A vast majority of container tracking solutions employ GPS location transmitted through GSM or satellite. It works by picking signals from a tracking device attached to the exterior of the shipping containers. These tracking devices themselves come in two varieties:

* Magnetic Devices: These are mounted on the side of the container between the structural ribs. The gap between the ribs provides the necessary safety to the tracking device and protects it from external damage.

* Locking mechanisms: Locks that seal the doors of containers may be equipped with a tracking device.

An accelerometer acts as an electronic sensor to measure the acceleration forces acting on an object to determine its position and monitor its movement. It activates the tracking system and sends signals via GSM or satellite. The location data of the container is then transmitted to the application provider and relayed to the customer.

Chief benefits of GPS Tracking:

* GPS container tracking modules are available readymade, eliminating the need for special configuration. If cost is not a constraint and a user wants to install a tracking device quickly, this is the best option.
* Being self-contained, such devices do away with the need to install extra infrastructure. Hence its deployment becomes simple and trouble-free.
* They are extremely accurate with a precision of around 10 meters.

Some drawbacks with GPS Tracking systems:

* Even without counting the cost of hardware (tracking device), the monthly subscription rates range from US$7 to 30 per month. 
* To deliver continuous and accurate results, the sky above the tracking device should remain clear. If the containers being GPS-tracked are stacked in between other containers, the signals could be lost. 
* High power consumption is a negating factor. For a device to work continuously for six months on a single set of batteries, considerable care and, attention is required to arrive at a time-frame during which the device should be left in activation mode.

Short-range wireless container tracking:

Although GPS to satellite or GSM is the standard today in container tracking, there are other cost-effective alternatives like short-range wireless container tracking systems that do away with dependency on GSM or satellites.

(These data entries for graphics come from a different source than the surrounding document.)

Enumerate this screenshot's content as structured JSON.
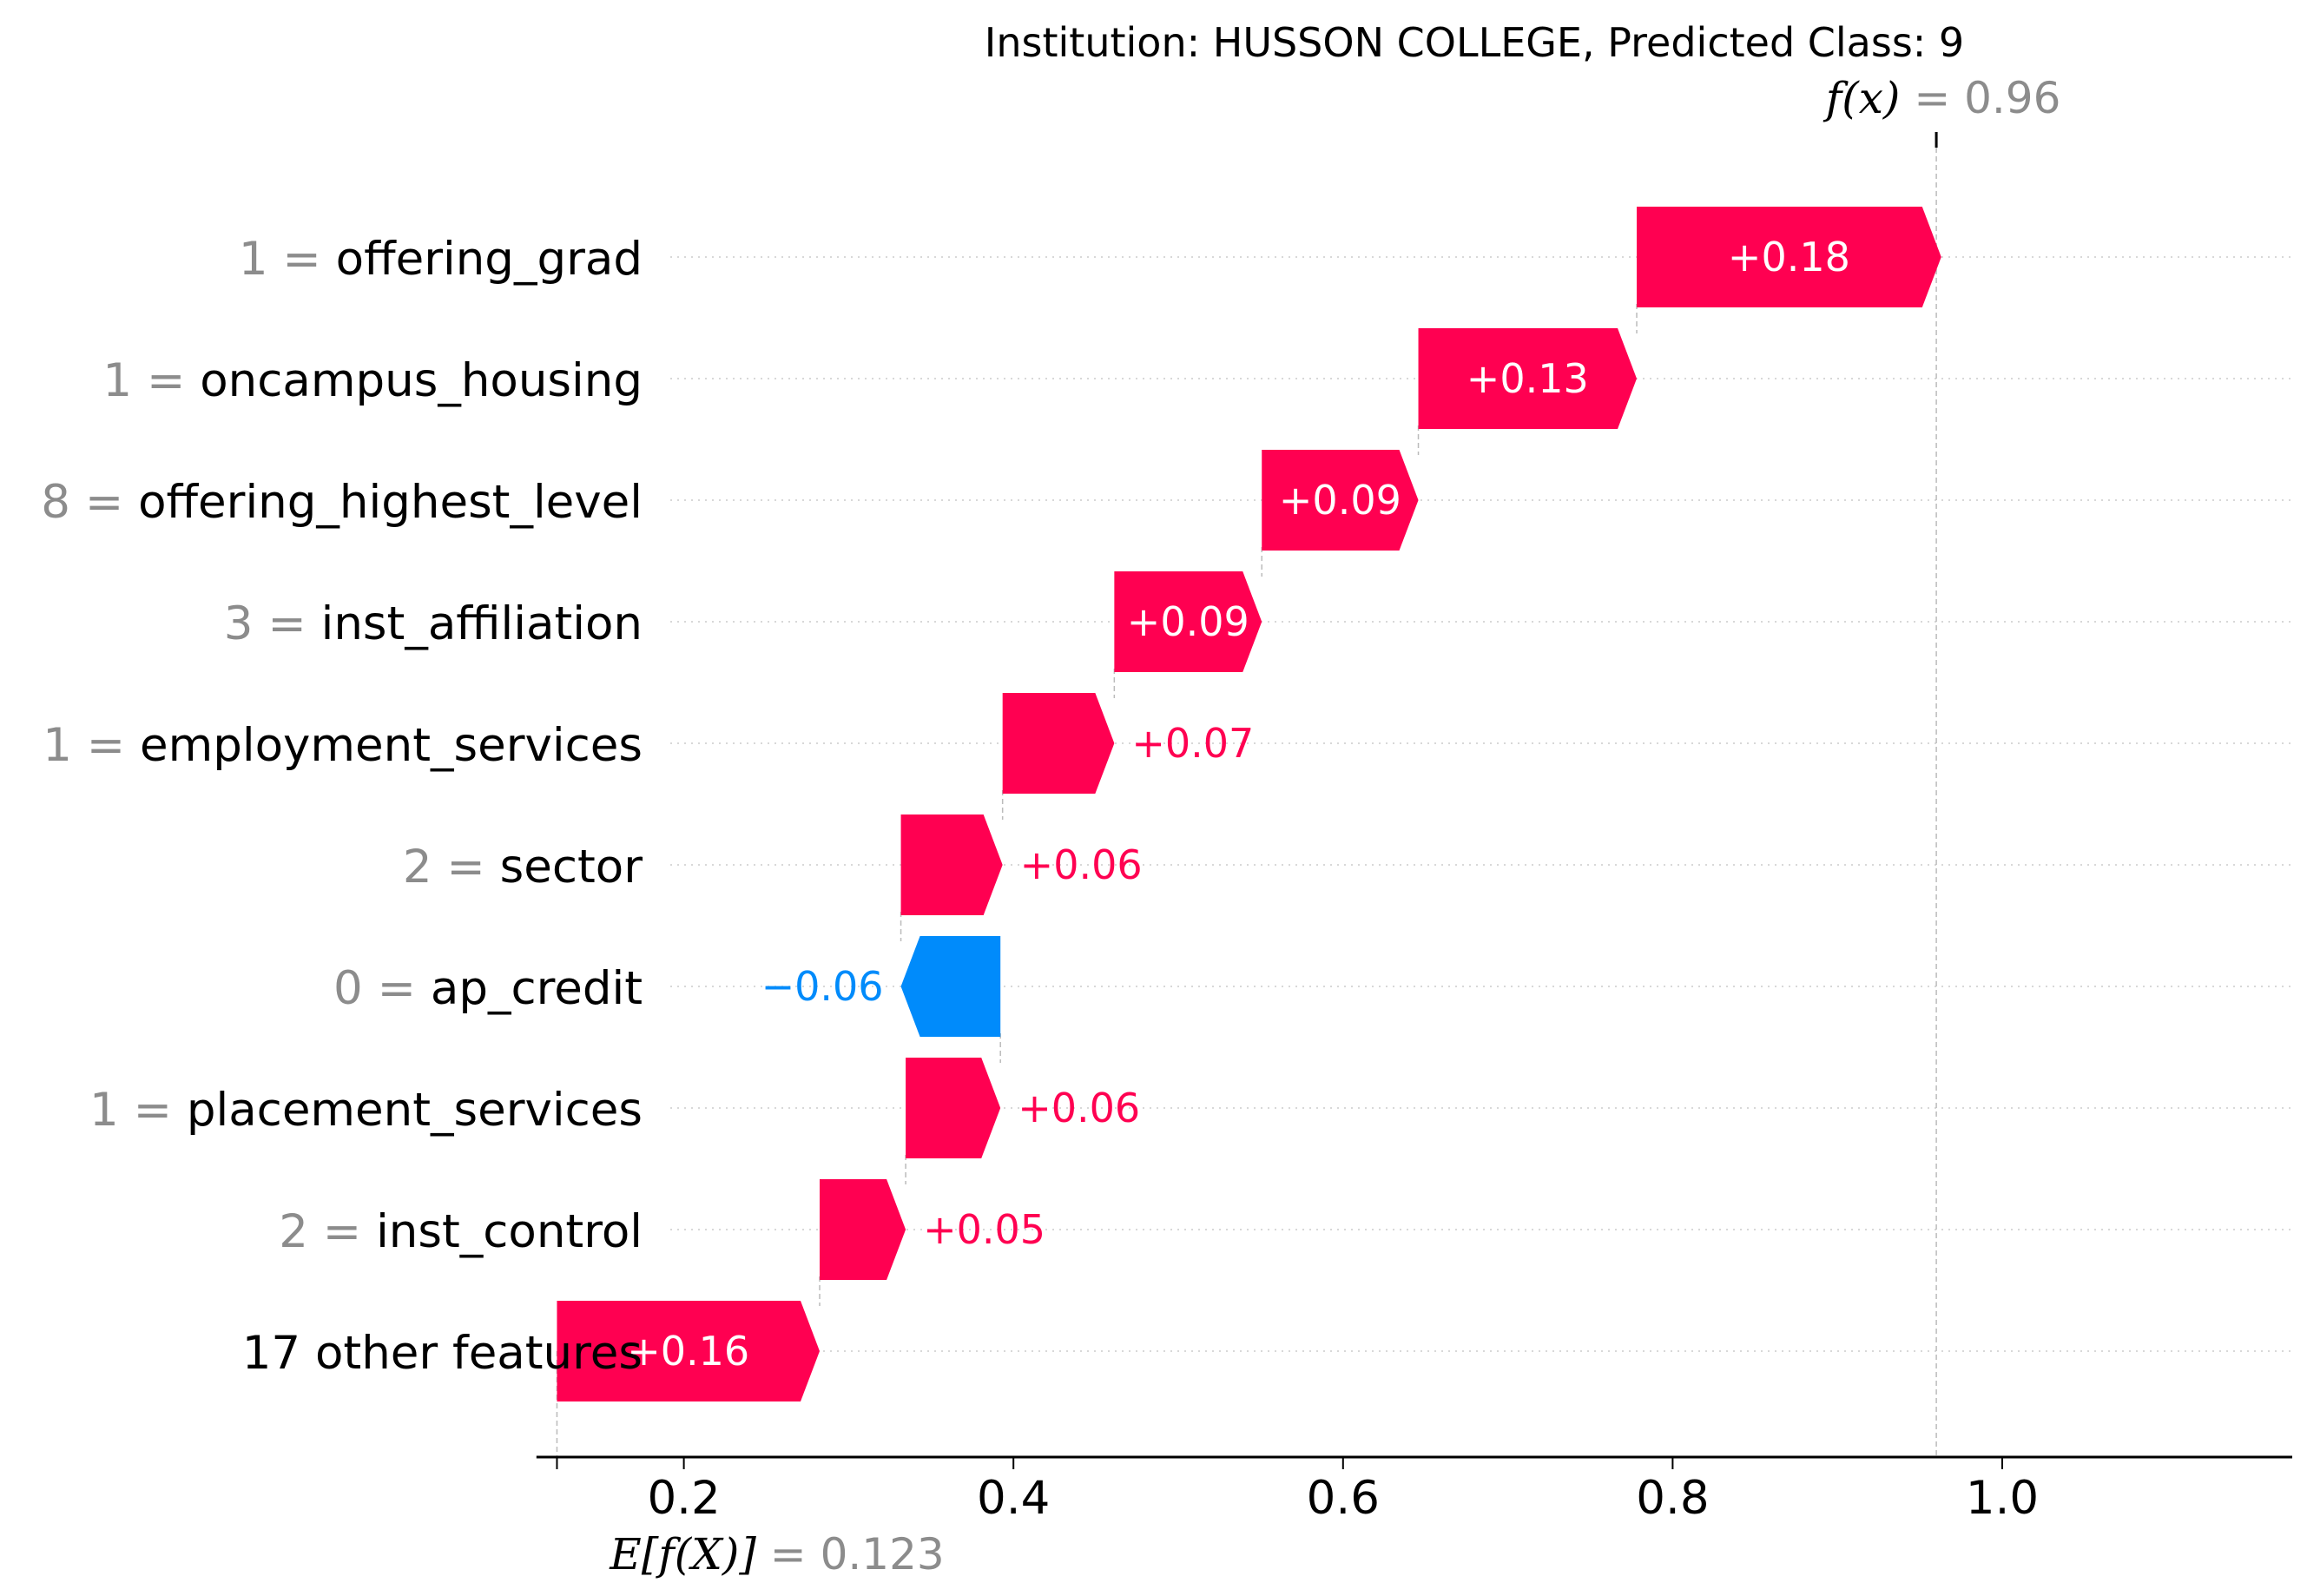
{
  "chart_data": {
    "type": "waterfall",
    "title": "Institution: HUSSON COLLEGE, Predicted Class: 9",
    "base_value": 0.123,
    "output_value": 0.96,
    "base_value_label": {
      "math": "E[f(X)]",
      "eq": " = ",
      "value": "0.123"
    },
    "output_value_label": {
      "math": "f(x)",
      "eq": " = ",
      "value": "0.96"
    },
    "xlim": [
      0.1,
      1.1
    ],
    "xticks": [
      0.2,
      0.4,
      0.6,
      0.8,
      1.0
    ],
    "xtick_labels": [
      "0.2",
      "0.4",
      "0.6",
      "0.8",
      "1.0"
    ],
    "features": [
      {
        "value": "1",
        "name": "offering_grad",
        "contribution": 0.1848,
        "label": "+0.18"
      },
      {
        "value": "1",
        "name": "oncampus_housing",
        "contribution": 0.1325,
        "label": "+0.13"
      },
      {
        "value": "8",
        "name": "offering_highest_level",
        "contribution": 0.095,
        "label": "+0.09"
      },
      {
        "value": "3",
        "name": "inst_affiliation",
        "contribution": 0.0895,
        "label": "+0.09"
      },
      {
        "value": "1",
        "name": "employment_services",
        "contribution": 0.0678,
        "label": "+0.07"
      },
      {
        "value": "2",
        "name": "sector",
        "contribution": 0.0617,
        "label": "+0.06"
      },
      {
        "value": "0",
        "name": "ap_credit",
        "contribution": -0.0604,
        "label": "−0.06"
      },
      {
        "value": "1",
        "name": "placement_services",
        "contribution": 0.0575,
        "label": "+0.06"
      },
      {
        "value": "2",
        "name": "inst_control",
        "contribution": 0.0522,
        "label": "+0.05"
      },
      {
        "value": "",
        "name": "17 other features",
        "contribution": 0.1594,
        "label": "+0.16"
      }
    ],
    "colors": {
      "positive": "#ff0051",
      "negative": "#008bfb",
      "label_inside": "#ffffff",
      "grey": "#8c8c8c"
    }
  }
}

By placing a cellular transmitter on a few containers in a ship, a customer can track the position of numerous containers that are placed together by receiving data from these devices combined. This system also enables the use of “exception tracking” by installing a Bluetooth device on every container and setting up alerts if one or more containers from the rest are not loaded into a ship hours before its scheduled departure from a port. At US$1 per month per container, these systems are cost-beneficial but do encounter some complexities in their set up, hardware requirement, and installation. Apart from this drawback, GPS-based container tracking systems are self-contained.

How the future will unfold

The technology behind tracking systems is continuously evolving, and as evident today, the power of information has shifted from carriers to customers, who can now track all aspects of their cargo movement within the comfort of their homes. New technologies like Blockchain and the Internet of Things are revolutionizing the way in which service-providers and customers interact, co-exist, and build healthy relationships.